Zoe e Antula ascoltavano rapite le descrizioni di Tharos e Nikandros, l’Ade, Atropo e  tutto ciò che mai avrebbero visto. Nessuno li avrebbe mai più separati, ne erano certi.
Mentre Antula e Zoe stavano raccontando ciò che era successo durante la loro assenza, o meglio, quella di Tharos, qualcuno bussò alla porta. Aprì Tharos, che vede comparire davanti ai propri occhi un uomo, forse cinque anni più grande di lui. Riconobbe i suoi stessi lineamenti del viso, i suoi stessi occhi. Con uno sguardo incredulo, i due si fissarono, finché l’ospite non mosse qualche passo in avanti per entrare nell’abitazione.
<< Tu…sei… >>
I due si abbracciarono forte, sentendo finalmente scorrere nelle proprie vene lo stesso sangue, dopo esser stati anni lontani, senza mai aver condiviso le stesse gioie e dolori. Ma ora erano insieme, finalmente.
<< Leukos… >> singhiozzò il ragazzo.
<< Tharos… Fratello mio! >>
<< Fratello… >> quella parola gli faceva uno strano effetto.

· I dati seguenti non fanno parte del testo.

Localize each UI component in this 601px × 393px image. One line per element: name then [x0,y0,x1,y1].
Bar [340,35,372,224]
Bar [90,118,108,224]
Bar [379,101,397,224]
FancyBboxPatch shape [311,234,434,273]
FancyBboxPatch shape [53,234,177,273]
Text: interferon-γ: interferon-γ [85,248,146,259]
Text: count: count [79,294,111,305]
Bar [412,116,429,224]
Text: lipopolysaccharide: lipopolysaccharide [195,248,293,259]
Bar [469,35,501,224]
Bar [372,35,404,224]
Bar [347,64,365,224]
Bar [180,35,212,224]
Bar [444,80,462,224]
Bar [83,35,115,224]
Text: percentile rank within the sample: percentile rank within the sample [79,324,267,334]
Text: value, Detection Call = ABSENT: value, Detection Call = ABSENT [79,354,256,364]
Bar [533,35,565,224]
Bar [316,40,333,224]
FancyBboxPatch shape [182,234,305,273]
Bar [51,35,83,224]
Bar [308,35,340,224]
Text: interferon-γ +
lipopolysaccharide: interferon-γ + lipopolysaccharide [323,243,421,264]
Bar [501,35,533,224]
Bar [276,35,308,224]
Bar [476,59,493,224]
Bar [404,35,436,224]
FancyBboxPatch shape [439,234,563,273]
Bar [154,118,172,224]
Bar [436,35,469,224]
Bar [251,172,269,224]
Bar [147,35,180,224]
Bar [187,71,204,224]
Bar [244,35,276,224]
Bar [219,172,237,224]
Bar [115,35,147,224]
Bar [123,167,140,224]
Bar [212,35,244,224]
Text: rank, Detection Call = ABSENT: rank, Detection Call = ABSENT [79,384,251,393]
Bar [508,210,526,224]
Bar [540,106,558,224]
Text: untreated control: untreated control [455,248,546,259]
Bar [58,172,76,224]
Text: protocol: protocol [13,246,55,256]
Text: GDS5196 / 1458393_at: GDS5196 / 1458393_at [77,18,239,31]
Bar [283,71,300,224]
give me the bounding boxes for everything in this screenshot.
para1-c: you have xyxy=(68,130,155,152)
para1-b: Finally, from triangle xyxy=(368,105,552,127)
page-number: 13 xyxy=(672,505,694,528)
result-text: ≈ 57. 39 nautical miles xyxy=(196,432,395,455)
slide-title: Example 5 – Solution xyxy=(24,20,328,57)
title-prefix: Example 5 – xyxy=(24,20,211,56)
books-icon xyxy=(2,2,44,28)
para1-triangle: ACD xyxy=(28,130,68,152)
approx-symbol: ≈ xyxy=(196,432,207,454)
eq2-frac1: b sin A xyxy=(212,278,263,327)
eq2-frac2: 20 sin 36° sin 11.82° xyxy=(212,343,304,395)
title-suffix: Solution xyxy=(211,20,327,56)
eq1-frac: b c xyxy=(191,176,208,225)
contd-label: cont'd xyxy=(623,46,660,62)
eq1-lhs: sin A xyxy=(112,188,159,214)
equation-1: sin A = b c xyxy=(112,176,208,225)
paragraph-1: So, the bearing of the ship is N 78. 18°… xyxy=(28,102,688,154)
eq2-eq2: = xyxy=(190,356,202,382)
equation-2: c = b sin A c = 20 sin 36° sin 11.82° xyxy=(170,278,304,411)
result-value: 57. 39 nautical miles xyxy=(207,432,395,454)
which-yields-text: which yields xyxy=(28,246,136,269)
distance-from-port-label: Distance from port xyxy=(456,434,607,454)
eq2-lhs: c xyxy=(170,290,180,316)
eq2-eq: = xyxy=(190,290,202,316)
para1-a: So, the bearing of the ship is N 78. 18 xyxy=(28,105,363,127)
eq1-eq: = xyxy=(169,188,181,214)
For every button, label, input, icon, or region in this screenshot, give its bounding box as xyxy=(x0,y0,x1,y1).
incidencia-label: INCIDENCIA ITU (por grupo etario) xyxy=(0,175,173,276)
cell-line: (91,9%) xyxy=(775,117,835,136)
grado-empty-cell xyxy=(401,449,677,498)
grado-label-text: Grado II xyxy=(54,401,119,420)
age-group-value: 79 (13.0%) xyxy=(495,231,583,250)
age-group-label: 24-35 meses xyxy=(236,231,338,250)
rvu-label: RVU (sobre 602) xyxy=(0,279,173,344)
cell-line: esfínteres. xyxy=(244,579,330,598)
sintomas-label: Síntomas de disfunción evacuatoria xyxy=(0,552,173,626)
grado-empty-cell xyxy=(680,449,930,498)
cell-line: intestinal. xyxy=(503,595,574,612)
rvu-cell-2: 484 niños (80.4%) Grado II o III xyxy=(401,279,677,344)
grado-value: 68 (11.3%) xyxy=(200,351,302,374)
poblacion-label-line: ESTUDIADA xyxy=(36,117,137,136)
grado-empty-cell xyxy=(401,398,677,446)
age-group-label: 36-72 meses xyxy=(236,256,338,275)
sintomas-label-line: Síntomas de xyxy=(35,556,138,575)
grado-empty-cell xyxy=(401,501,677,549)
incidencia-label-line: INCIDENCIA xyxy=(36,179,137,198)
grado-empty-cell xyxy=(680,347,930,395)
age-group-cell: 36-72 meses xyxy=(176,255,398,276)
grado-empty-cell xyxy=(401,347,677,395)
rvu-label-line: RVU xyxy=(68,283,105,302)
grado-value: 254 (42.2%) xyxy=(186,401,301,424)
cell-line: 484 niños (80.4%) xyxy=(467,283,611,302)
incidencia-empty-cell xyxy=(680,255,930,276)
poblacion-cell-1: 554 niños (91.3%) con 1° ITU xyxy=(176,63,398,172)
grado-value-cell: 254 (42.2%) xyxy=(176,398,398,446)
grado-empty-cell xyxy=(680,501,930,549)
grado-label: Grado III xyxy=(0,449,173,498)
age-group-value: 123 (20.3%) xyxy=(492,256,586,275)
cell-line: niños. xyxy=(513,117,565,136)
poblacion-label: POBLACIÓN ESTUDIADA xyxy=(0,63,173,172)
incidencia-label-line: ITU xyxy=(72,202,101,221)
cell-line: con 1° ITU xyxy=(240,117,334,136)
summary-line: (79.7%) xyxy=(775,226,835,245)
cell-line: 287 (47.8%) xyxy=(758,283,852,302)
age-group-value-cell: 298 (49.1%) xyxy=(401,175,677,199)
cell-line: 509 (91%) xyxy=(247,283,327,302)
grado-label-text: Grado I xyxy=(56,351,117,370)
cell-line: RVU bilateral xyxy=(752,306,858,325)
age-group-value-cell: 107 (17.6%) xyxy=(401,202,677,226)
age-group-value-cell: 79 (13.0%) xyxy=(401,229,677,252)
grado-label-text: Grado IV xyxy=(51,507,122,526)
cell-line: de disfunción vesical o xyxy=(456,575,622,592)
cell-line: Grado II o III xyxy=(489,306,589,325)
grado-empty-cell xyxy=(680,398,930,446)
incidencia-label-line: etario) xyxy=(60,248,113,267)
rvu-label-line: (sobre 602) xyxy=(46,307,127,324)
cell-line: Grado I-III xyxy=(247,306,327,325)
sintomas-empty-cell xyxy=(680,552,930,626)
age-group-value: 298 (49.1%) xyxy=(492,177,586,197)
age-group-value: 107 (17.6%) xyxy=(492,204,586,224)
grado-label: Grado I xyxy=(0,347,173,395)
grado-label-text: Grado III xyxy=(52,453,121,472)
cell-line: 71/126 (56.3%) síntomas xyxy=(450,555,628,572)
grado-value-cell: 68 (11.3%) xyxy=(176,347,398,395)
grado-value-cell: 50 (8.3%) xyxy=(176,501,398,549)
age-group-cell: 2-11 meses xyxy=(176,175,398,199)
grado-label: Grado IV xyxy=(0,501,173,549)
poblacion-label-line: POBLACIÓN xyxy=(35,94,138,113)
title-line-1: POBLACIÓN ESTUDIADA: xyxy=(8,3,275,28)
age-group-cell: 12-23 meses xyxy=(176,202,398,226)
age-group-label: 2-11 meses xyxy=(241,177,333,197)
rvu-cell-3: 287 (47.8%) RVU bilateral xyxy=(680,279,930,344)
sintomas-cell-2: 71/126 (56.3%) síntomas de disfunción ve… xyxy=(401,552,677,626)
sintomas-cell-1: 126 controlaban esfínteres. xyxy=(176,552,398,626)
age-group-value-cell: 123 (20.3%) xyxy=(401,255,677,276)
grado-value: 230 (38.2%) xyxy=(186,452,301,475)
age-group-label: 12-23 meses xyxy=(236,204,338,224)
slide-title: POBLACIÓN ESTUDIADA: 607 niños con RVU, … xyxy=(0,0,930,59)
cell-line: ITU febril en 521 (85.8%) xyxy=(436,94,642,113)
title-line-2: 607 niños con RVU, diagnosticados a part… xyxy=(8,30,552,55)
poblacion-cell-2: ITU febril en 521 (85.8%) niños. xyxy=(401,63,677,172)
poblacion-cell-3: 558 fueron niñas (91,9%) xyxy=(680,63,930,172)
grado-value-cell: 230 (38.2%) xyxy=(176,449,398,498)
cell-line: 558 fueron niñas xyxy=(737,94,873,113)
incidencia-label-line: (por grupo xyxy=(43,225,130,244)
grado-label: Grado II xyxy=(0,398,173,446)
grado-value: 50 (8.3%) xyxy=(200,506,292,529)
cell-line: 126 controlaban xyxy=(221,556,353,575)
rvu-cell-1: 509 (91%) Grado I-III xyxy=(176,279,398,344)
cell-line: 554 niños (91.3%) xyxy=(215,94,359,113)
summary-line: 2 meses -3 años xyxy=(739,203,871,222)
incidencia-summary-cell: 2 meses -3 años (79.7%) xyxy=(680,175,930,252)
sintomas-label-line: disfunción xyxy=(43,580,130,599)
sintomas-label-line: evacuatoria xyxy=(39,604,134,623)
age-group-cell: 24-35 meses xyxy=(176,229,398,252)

<< Sì, fratello! >> aggiunse l’altro.
Si sciolsero dall’abbraccio e si rivolsero un sorriso che avrebbe suggellato il loro ritrovo.
 
Dopo vari discorsi, tutti e cinque uscirono dalla casa. Ormai era scesa la sera, le stelle brillavano nel cielo ateniese e si sentiva, in lontananza, una musica allegra e soave che sapeva di vittoria. Iniziarono a ballare, mescolandosi tra la folla. Tharos, coinvolto da Antula nelle danze, la baciò inaspettatamente: anche quel bacio sapeva di vittoria.
In mezzo a tutta quella serenità e spensieratezza, nel limpido firmamento, cadde un fulmine a ciel sereno. La terra iniziò a tremare, tutti, impauriti, cercavano un punto stabile. Nikandros e gli altri capirono subito che quel terremoto non era assolutamente naturale.